Togo’s president has accepted the resignation of Prime Minister Gilbert Houngbo, the presidency announced on state television late Wednesday.
No reason was given for Houngbo’s resignation, which came amid a series of protests launched by a coalition of opposition parties and civil society groups, Let’s Save Togo, that have led to dozens of arrests.
“On Wednesday, the prime minister presented his resignation and that of his government.

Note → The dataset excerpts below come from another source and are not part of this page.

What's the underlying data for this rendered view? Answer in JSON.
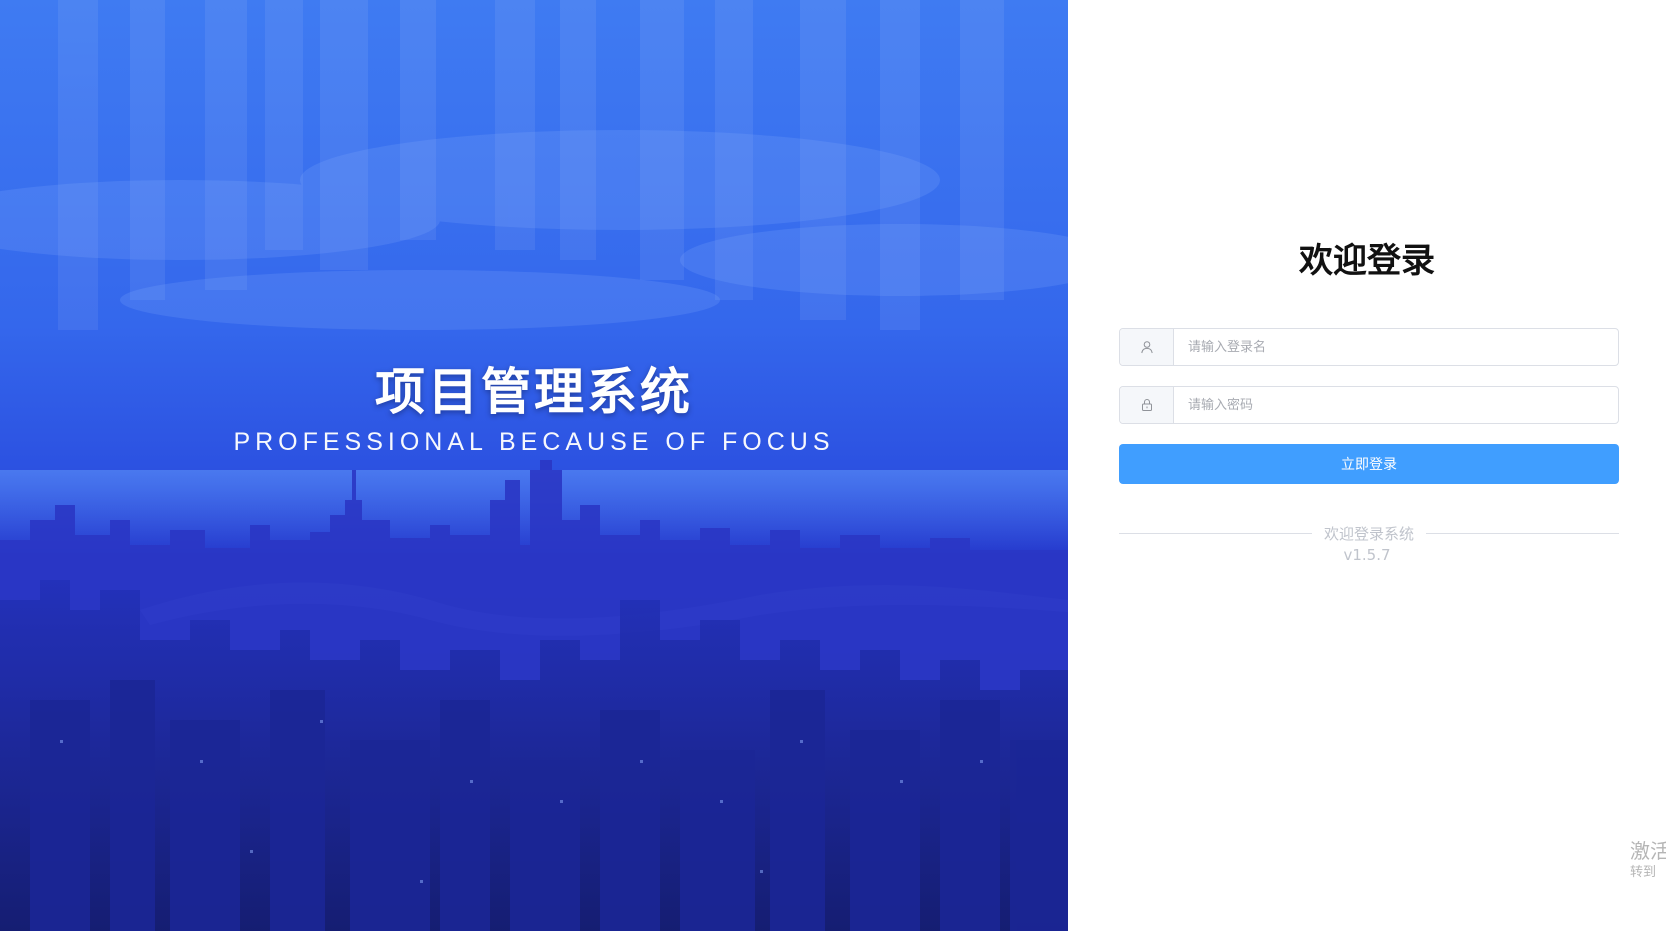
{
  "hero": {
    "title": "项目管理系统",
    "subtitle": "PROFESSIONAL BECAUSE OF FOCUS"
  },
  "login": {
    "title": "欢迎登录",
    "username_placeholder": "请输入登录名",
    "username_icon": "user-icon",
    "password_placeholder": "请输入密码",
    "password_icon": "lock-icon",
    "submit_label": "立即登录",
    "divider_text": "欢迎登录系统",
    "version": "v1.5.7"
  },
  "watermark": {
    "line1": "激活",
    "line2": "转到"
  },
  "colors": {
    "accent": "#409eff",
    "hero_blue": "#2540d2"
  }
}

The president of the republic accepted it,” said the statement from the office of President Faure Gnassingbe.
A former United Nations undersecretary general, Houngbo was nominated to the prime minister’s post in September 2008 by Gnassingbe, a member of the family that has ruled the small west African nation for four decades.

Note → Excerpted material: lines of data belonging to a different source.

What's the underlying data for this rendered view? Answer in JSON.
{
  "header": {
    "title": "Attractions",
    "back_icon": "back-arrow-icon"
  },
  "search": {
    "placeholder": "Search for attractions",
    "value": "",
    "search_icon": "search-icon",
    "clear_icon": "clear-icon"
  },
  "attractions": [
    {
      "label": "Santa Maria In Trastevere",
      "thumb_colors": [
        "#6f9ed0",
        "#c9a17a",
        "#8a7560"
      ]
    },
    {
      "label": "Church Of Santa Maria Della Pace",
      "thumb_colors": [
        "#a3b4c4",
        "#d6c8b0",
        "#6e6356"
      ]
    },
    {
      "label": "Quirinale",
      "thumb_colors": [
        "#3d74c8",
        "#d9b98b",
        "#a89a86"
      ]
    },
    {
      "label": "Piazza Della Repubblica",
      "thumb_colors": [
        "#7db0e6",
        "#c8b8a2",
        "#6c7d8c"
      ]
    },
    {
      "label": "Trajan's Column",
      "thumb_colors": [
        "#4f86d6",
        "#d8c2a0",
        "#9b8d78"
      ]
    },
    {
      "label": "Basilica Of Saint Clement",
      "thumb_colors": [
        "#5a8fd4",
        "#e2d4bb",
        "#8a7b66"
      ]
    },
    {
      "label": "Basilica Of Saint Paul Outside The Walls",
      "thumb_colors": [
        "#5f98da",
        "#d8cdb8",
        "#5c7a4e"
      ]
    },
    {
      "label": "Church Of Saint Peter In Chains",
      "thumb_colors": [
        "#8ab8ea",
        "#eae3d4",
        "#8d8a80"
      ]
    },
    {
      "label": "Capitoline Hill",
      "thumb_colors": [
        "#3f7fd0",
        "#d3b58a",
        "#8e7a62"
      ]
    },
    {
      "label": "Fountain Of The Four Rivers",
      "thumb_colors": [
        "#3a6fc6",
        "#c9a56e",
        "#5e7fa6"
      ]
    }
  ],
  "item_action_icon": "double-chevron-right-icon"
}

Gnassingbe took over the presidency in 2005 following the death of his father, General Gnassingbe Eyadema, who ruled Togo for 38 years with an iron fist.
Last month, several thousand people gathered in the capital Lome over changes to the electoral law opposition members say were forced through by the dominant governing party.
Security forces broke up a demonstration on June 13 with tear gas, and the opposition claimed 119 people were wounded over two days.
Togo’s former colonial power France has condemned the violence and urged measures to ensure transparent and peaceful polls, which are expected to be held in October, although no precise date has yet been given.
Let’s Save Togo has argued more time was needed for reforms to be carried out before the vote.